Ethiopian long-distance runner (born 1989)

Bilisuma Shugi Gelassa (born 19 July 1989 in Oromia Region) is an Ethiopian long-distance runner who competes internationally for Bahrain.

He transferred to Bahrain at the end of 2009 and his first international appearance came a few months afterwards at the 2010 IAAF World Cross Country Championships, where he finished in the top 50 in the senior race. A gold medal and games record at the 2010 Asian Games saw him establish himself over 10,000 metres on the track.

The following season he was 30th at the 2011 IAAF World Cross Country Championships, helping Bahrain to sixth in the team rankings with the help of fellow East African converts Dejene Regassa and Ali Hasan Mahboob. On the track that year he took the silver medal over 10,000 m at the 2011 Asian Athletics Championships and the bronze in the 5000 m at the 2011 Military World Games.
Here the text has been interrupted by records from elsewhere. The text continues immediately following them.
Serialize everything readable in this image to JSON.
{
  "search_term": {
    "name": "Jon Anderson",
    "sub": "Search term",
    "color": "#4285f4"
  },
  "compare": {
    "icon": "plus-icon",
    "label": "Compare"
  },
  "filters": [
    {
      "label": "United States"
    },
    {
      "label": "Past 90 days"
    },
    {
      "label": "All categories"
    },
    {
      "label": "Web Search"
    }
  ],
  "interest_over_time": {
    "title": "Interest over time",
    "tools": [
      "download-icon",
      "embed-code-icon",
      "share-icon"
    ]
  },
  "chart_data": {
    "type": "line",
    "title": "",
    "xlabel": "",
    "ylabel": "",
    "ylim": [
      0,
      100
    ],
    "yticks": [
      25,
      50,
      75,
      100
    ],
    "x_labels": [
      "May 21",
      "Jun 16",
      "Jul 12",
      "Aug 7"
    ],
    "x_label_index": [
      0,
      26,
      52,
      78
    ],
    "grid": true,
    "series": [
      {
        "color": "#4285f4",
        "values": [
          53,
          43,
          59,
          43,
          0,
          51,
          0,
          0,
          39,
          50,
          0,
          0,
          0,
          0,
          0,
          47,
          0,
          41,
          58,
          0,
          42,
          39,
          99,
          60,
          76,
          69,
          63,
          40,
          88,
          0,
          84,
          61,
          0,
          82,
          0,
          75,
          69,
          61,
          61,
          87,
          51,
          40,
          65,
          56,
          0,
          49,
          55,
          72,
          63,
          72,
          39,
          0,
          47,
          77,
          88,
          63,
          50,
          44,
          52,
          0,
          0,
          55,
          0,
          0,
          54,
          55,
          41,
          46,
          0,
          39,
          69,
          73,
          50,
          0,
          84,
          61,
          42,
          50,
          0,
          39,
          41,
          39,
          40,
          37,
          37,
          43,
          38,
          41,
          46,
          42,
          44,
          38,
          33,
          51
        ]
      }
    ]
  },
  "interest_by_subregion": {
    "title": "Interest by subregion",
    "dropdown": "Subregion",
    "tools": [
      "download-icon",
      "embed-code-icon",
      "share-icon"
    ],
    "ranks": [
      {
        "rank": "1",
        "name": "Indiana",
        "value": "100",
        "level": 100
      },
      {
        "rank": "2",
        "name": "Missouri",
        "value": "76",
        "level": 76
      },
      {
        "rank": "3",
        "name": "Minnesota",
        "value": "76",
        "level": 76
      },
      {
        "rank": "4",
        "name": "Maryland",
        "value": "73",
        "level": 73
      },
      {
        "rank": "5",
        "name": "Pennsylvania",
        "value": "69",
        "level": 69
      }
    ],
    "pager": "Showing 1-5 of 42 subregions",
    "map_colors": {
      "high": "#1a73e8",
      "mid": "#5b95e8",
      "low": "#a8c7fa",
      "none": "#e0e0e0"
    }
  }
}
He competed in the latter event at the 2011 World Championships in Athletics and finished eighth in the final. His final outing of the year was at the 2011 Pan Arab Games, although he was past his season's peak and came fifth.

Bilisuma came third in a Bahraini sweep of the medals at the 2012 Asian Cross Country Championships. He appeared for Bahrain at the 2012 Summer Olympics in the 5000 m but did not reach the final.